Josè Mourinho

ULTIME NOTIZIE AS ROMA MILAN MOURINHO – Lucido più che arrabbiato. L’analisi di Mourinho nel post-gara si può dividere in due parti. La prima tecnica, l’altra riferita agli episodi arbitrali, scrive Il Messaggero. Sulla partita: «Siamo rimasti sempre nel match. Il problema, però, è che a livello tecnico abbiamo disputato una gara di basso livello, perdendo palla con una facilità incredibile. Se parliamo dei problemi di qualità ok, non posso dire nulla. Se guardo il primo gol e l’ultimo rigore, sono due esempi chiari dove con il pallone crei situazioni da gol per gli avversari. Ci sono altri momenti in cui abbiamo sbagliato tanto ma non ho visto problemi caratteriali, di organizzazione o tattici ma solo di mancanza di qualità tecnica. Siamo una squadra di media qualità che poteva avere pure 3-4-5-6 punti in più. Poi però c’è anche dell’altro…».

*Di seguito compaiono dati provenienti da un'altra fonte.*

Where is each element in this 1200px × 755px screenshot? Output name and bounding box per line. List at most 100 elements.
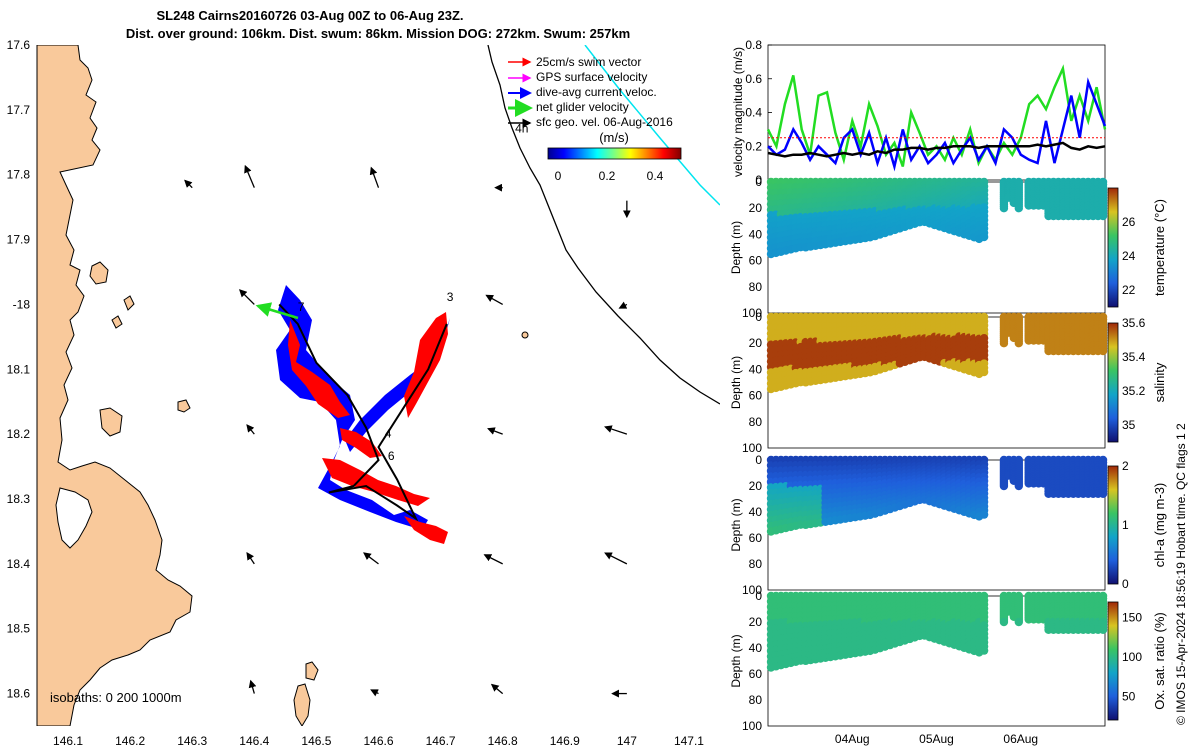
section-y-tick-label: 60 (749, 389, 763, 403)
velocity-series-line (766, 64, 1107, 167)
colorbar-tick-label: 35.2 (1122, 384, 1146, 398)
colorbar-label: salinity (1152, 362, 1167, 402)
section-y-tick-label: 40 (749, 505, 763, 519)
island-7 (123, 295, 135, 311)
section-data-point (999, 339, 1009, 348)
title-line-1: SL248 Cairns20160726 03-Aug 00Z to 06-Au… (156, 8, 463, 23)
section-y-tick-label: 80 (749, 280, 763, 294)
colorbar-tick-label: 22 (1122, 283, 1136, 297)
section-data-point (1098, 346, 1108, 356)
geo-vector-arrow (483, 554, 503, 565)
velocity-series-line (767, 77, 1107, 172)
section-data-point (999, 481, 1009, 491)
section-y-tick-label: 40 (749, 227, 763, 241)
section-data-point (999, 204, 1009, 213)
section-y-tick-label: 100 (742, 441, 762, 455)
velocity-y-tick-label: 0 (755, 173, 762, 187)
geo-vector-arrow (363, 552, 379, 565)
section-x-tick-label: 05Aug (919, 732, 954, 746)
map-y-tick-label: 18.1 (7, 362, 31, 376)
geo-vector-arrow (369, 166, 380, 188)
section-oxygen-saturation: 0 20 40 60 80 100 Depth (m) 50 100 150 Ox. sat. ra… (729, 589, 1167, 746)
geo-vector-arrow (485, 294, 503, 305)
track-label: 3 (447, 290, 454, 304)
legend-units: (m/s) (599, 130, 629, 145)
velocity-y-tick-label: 0.8 (745, 38, 762, 52)
map-legend: 25cm/s swim vector GPS surface velocity … (508, 55, 682, 183)
map-x-ticks: 146.1 146.2 146.3 146.4 146.5 146.6 146.7 146.8… (53, 734, 704, 748)
current-vectors-fan (276, 285, 428, 530)
map-y-tick-label: -18 (13, 297, 31, 311)
section-y-tick-label: 60 (749, 667, 763, 681)
colorbar-tick-label: 35.4 (1122, 350, 1146, 364)
section-y-tick-label: 0 (755, 175, 762, 189)
velocity-y-tick-label: 0.2 (745, 139, 762, 153)
geo-vector-arrow (248, 679, 257, 694)
map-colorbar (547, 147, 682, 160)
map-x-tick-label: 146.9 (550, 734, 580, 748)
map-y-tick-label: 17.6 (7, 38, 31, 52)
colorbar-tick-label: 150 (1122, 611, 1142, 625)
map-x-tick-label: 146.6 (363, 734, 393, 748)
map-x-tick-label: 146.7 (426, 734, 456, 748)
section-data-point (1098, 211, 1108, 221)
section-y-tick-label: 20 (749, 479, 763, 493)
section-data-point (979, 232, 989, 242)
track-label: 6 (388, 449, 395, 463)
map-x-tick-label: 147.1 (674, 734, 704, 748)
section-data-point (999, 617, 1009, 627)
geo-vector-arrow (184, 179, 193, 189)
side-note: © IMOS 15-Apr-2024 18:56:19 Hobart time.… (1174, 423, 1188, 725)
geo-vector-arrow (370, 689, 379, 697)
velocity-y-tick-label: 0.6 (745, 72, 762, 86)
geo-vector-arrow (604, 425, 628, 435)
map-y-tick-label: 18.2 (7, 427, 31, 441)
glider-track-line (278, 303, 448, 522)
section-y-tick-label: 100 (742, 306, 762, 320)
track-label: 7 (298, 300, 305, 314)
swim-vectors-4 (404, 516, 448, 544)
section-ylabel: Depth (m) (729, 498, 743, 551)
section-y-tick-label: 0 (755, 589, 762, 603)
colorbar-label: temperature (°C) (1152, 199, 1167, 296)
map-y-tick-label: 18.5 (7, 622, 31, 636)
island-5 (293, 683, 311, 726)
section-y-tick-label: 80 (749, 415, 763, 429)
land-peninsula-channel (55, 487, 93, 549)
section-colorbar (1107, 465, 1119, 585)
colorbar-label: Ox. sat. ratio (%) (1152, 612, 1167, 710)
geo-vector-arrow (244, 164, 255, 188)
section-y-tick-label: 20 (749, 615, 763, 629)
velocity-y-tick-label: 0.4 (745, 106, 762, 120)
island-4 (111, 315, 123, 329)
section-x-tick-label: 06Aug (1003, 732, 1038, 746)
section-y-tick-label: 100 (742, 719, 762, 733)
velocity-series (766, 64, 1107, 172)
colorbar-tick-label: 1 (1122, 518, 1129, 532)
island-3 (177, 399, 191, 413)
colorbar-tick-label: 50 (1122, 689, 1136, 703)
reef-dot (521, 331, 529, 339)
section-y-tick-label: 20 (749, 201, 763, 215)
section-data-point (1014, 204, 1023, 213)
velocity-series-line (767, 141, 1106, 158)
section-y-tick-label: 20 (749, 336, 763, 350)
section-y-tick-label: 0 (755, 453, 762, 467)
map-x-tick-label: 146.1 (53, 734, 83, 748)
section-y-tick-label: 100 (742, 583, 762, 597)
section-data-point (1014, 481, 1023, 491)
shelf-break-line (487, 45, 720, 405)
map-y-tick-label: 18.6 (7, 687, 31, 701)
geostrophic-vectors (184, 164, 631, 698)
section-data-point (979, 646, 989, 655)
geo-vector-arrow (618, 301, 628, 309)
geo-vector-arrow (490, 683, 504, 695)
section-y-tick-label: 80 (749, 693, 763, 707)
map-y-tick-label: 18.4 (7, 557, 31, 571)
colorbar-tick-label: 100 (1122, 650, 1142, 664)
cyan-line (584, 45, 720, 206)
section-y-tick-label: 0 (755, 310, 762, 324)
island-6 (305, 661, 319, 681)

E qui inizia l’altra valutazione che unisce l’arbitraggio di Chiffi e l’operato al Var di Aureliano che i social del club giallorosso fotografano nella trattenuta di Tonali a Zaniolo: «Non mi è ancora arrivata nessuna immagine dove si vede chiaramente che quello fischiato al Milan nel primo tempo è rigore. Quello che si vede è Tammy che apre il braccio ma non il contatto netto. Aureliano era a casa ma voleva stare qui… Ho parlato con Chiffi e gli ho chiesto la clip dell’episodio. Se paragoni questo rigore a quello di Zaniolo e di Ibanez, allora sono tutti rigori. Dipendesse da me non ne assegnerei nemmeno uno. Chiediamo uniformità. A livello arbitrale siamo sempre noi gli sfortunati».

L’ex difensore Barzagli, ai microfoni di Dazn, prova a pungolarlo dichiarando che il rigore dipende dalla parte che lo osserva. Mou coglie l’assist al volo: «Tu sei stato dentro una vita nel calcio ed è esattamente per questo che il Var deve stare tranquillo, zitto, bere il tè e che lasci andare la partita. Se vuoi fare il fenomeno, chiama Chiffi, che non ha avuto la personalità. Noi siamo piccolini, sono ormai qui da 6 mesi e mi sto abituando. Ma è una cosa a cui non ci si deve abituare».

Stesso atteggiamento verso i cori razzisti. Così quando ieri lo spicchio dei tifosi romanisti ha iniziato a intonarli contro Ibrahimovic, il tecnico ha chiesto di smettere. Richiesta subito accolta. Ora però bisognerà capire cosa avranno sentito gli 007 della procura federale. A novembre, infatti, i cori all’Olimpico contro lo svedese erano valsi una pena sospesa con l’avvertimento che se fosse stata commessa analoga violazione, la sospensione sarebbe stata revocata e chiuso il settore.

Passerella finale sulla squadra che lo cercò negli anni scorsi in Italia: «Tre anni fa mi chiamò il Milan. Dopo tre giorni ho risposto tornate a casa, non verrò’. E visto quello che è successo oggi, sono doppiamente contento di quello che ho risposto. Sono appassionato della Roma».